With few other venues in the town offering live music, Mr Thompson said he was concerned such negativity could suffocate the town.

“The town is dying,” he said.

“The Castle Inn is one of the few refreshing things about Framlingham.

“It’s attracting people from surrounding villages, where many of the pubs have closed, and they’re coming to hear the music.

“But once again, there minority wants to spoil it for the majority.

“There are too many people in this town saying ‘we don’t want this’ and ‘we don’t want that’ and to be quite honest, I’ve had enough.”

Mr Thompson said he had become so frustrated with the attitude of some people in the town that he was now looking to move away.

Musician Steve Boyce has also raised concerns about the effect of noise complaints on pub hosting live music. “They are disappearing on a weekly basis and if the Castle went there wouldn’t be much left for live music in Framlingham,” he said.

A spokesman for Suffolk Coastal District Council said previously that the loud music had affected “many residents in the vicinity”.

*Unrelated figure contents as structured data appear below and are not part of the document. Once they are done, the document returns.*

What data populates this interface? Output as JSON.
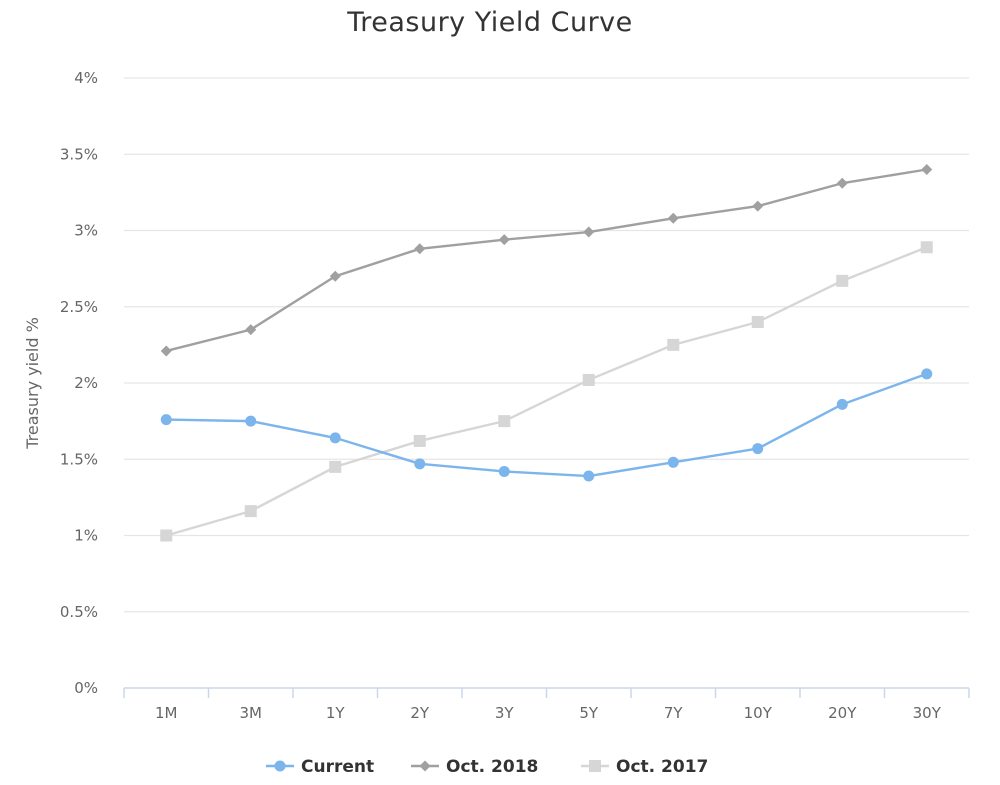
{
  "chart_data": {
    "type": "line",
    "title": "Treasury Yield Curve",
    "xlabel": "",
    "ylabel": "Treasury yield %",
    "categories": [
      "1M",
      "3M",
      "1Y",
      "2Y",
      "3Y",
      "5Y",
      "7Y",
      "10Y",
      "20Y",
      "30Y"
    ],
    "ylim": [
      0,
      4
    ],
    "yticks": [
      0,
      0.5,
      1,
      1.5,
      2,
      2.5,
      3,
      3.5,
      4
    ],
    "ytick_labels": [
      "0%",
      "0.5%",
      "1%",
      "1.5%",
      "2%",
      "2.5%",
      "3%",
      "3.5%",
      "4%"
    ],
    "grid": true,
    "legend_position": "bottom-center",
    "series": [
      {
        "name": "Current",
        "color": "#7cb5ec",
        "marker": "circle",
        "values": [
          1.76,
          1.75,
          1.64,
          1.47,
          1.42,
          1.39,
          1.48,
          1.57,
          1.86,
          2.06
        ]
      },
      {
        "name": "Oct. 2018",
        "color": "#a0a0a0",
        "marker": "diamond",
        "values": [
          2.21,
          2.35,
          2.7,
          2.88,
          2.94,
          2.99,
          3.08,
          3.16,
          3.31,
          3.4
        ]
      },
      {
        "name": "Oct. 2017",
        "color": "#d6d6d6",
        "marker": "square",
        "values": [
          1.0,
          1.16,
          1.45,
          1.62,
          1.75,
          2.02,
          2.25,
          2.4,
          2.67,
          2.89
        ]
      }
    ]
  }
}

“We have offered informal advice to the licensees and suggested ways they can reduce the noise from their music events, such as reducing the level of amplification, keeping doors and windows shut and adjusting the timing and frequency of the events,” the spokesman added.

“We will continue to monitor the situation and if there is any recurrence, we will review and one of our options could be taking formal action, but this is not something we are considering at the moment.”

The pub has not commented on the noise complaints.